Назад: Глава пятая Ур начинает работать
Дальше: Часть вторая БЕГЛЕЦ

girlstop1Coore
Как загореть без солнца совершенная шоколадная девушка Если вы никогда раньше ничем подобным не пользовались, для начала купите спрей или легкий мусс – их проще наносить на кожу. Молочко и кремы дают более насыщенный цвет – но и больший риск стать обладательницей «леопардового» загара. Не наносите средство сразу на все тело. Сначала испробуйте его на каком-нибудь малозаметном участке. Так вы сможете понять, не выдает ли ваша кожа аллергическую реакцию на чудо-средство. За пару дней до нанесения средства воспользуйтесь скрабом для тела. Дело в том, что искусственный загар окрашивает лишь верхний слой кожи; если этот слой начнет естественным образом отшелушиваться, вы рискуете покрыться пятнами. Подготовьте кожу к ровному загару. Не пренебрегайте после автозагара увлажняющей косметикой. Средства для загара, даже самые дорогие, сушат кожу. Загорелые шелушащиеся ноги – это не очень привлекательно. Как выглядеть на 15 лет моложе? Все хорошо вовремя В том числе нанесение увлажняющих кремов и водные процедуры. В течение шести часов после использования средства для загара не принимайте душ или ванну. И не наносите средство на влажную кожу – она пойдет разводами. На вкус и цвет… …товарищей нет, верно. И все же будьте осторожны при выборе цвета. Фарфоровая блондинка, пытающаяся казаться знойной мулаткой, – зрелище не для слабонервных. Они не будут белые, они же загорелые! Есть места, где кожа несколько толще, чем на всем теле. Это колени, локти и щиколотки. На них стоит наносить средство более тонким слоем, иначе эти места окажутся неестественно темными. Засос на шею — эротизм в открытом виде Главное – сухо! Как бы вам ни хотелось моментально продемонстрировать свой шикарный загар окружающим, не торопитесь с выходом в свет – дайте средству высохнуть. Не желаете же вы, чтобы на вашей коже отпечатались лямки сарафана! Белолица, черноброва… Очень распространенная ошибка – наносить на тело и лицо один и тот же тон. Если не хотите выглядеть замарашкой, лицо должно быть хоть чуточку светлее.
Bogdanhky
Привет товарищи. Предлагаем Вашему вниманию интересный сайт для заказа инструмента Milwaukee.
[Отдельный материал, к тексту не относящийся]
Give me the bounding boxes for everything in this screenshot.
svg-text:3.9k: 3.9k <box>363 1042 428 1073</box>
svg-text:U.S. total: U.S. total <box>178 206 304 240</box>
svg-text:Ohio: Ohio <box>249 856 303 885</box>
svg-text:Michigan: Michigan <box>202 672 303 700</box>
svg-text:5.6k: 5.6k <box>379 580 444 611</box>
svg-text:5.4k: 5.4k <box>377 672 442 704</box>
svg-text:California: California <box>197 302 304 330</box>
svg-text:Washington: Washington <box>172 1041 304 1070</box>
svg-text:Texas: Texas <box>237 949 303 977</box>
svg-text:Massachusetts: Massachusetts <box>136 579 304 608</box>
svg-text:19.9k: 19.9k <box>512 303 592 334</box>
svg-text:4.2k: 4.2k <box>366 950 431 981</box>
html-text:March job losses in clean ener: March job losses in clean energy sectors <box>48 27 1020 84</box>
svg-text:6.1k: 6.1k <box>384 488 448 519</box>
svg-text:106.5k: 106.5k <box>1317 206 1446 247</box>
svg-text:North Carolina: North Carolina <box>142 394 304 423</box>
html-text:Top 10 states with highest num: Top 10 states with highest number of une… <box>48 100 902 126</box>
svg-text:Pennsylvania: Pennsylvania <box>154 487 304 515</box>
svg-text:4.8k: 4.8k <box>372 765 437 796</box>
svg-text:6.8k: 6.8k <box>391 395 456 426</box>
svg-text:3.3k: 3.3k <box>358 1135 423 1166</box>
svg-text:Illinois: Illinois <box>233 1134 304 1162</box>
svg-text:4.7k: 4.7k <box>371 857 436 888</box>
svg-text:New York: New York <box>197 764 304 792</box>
Фирменный магазин Milwaukee предлагает широкий перечень инструментов и расходных материалов Milwaukee для бытовых и профессиональных целей.Инструменты бренда Milwaukee созданы благодаря новаторским разработкам, инструмент Milwaukee отличается высочайшим качеством и высокой производительностью. Все инструменты Milwaukee успешно реализуются по всему миру. В линейку товаров бренда входит более чем 3500 видов электроинструментов класса Heavy Duty и 4000 аксессуаров для выполнения различных видов работ. Вся продукция отличается наилучшим соотношением цены, качества и срока службы инструмента. Каждому клиенту предоставляется индивидуальный подход, подбор необходимого инструмента исходя из целей использования. Наши специалисты отдела электроинструментов и аксессуаров профессионально проконсультируют каждого клиента обратившегося в фирменный магазин Milwaukee. Весь ассортимент электроинструментов Milwaukee Вы можете купить в нашем фирменном магазине Milwaukee. Мы осуществляем бесплатную доставку по всей территории Беларуси в сжатые сроки Нам будет приятно видеть у нас на интернет ресурсе Увидимся! 48223711 4932479008 4933459887 4932363144 4933464354
RonaldDrill
Пухлая блондинка принимает сперму РІ анал.Иногда достаточно Рё следов РѕС‚ былой красоты притом, что есть талант быть сексуальной, невзирая РЅРё РЅР° что. Опытные практики даже скажут, что здесь РЅРµ столько важен оргазм, сколько чувство единения СЃ партнером. порнография Рё эротика анальное порево смотреть онлайн Поздравляю, вас посетила просто великолепная мысль Р’С‹ допускаете ошибку. РњРѕРіСѓ это доказать. Пишите РјРЅРµ РІ PM, пообщаемся. Бытует мнение, что только мужчины РЅРµ РјРѕРіСѓС‚ прожить без секса долгое время. голые гей мужики порномое порно фото русское частое порно онлайн самое смачноесмотреть порнуху россия 9769a2_ Р’С‹, может быть, ошиблись?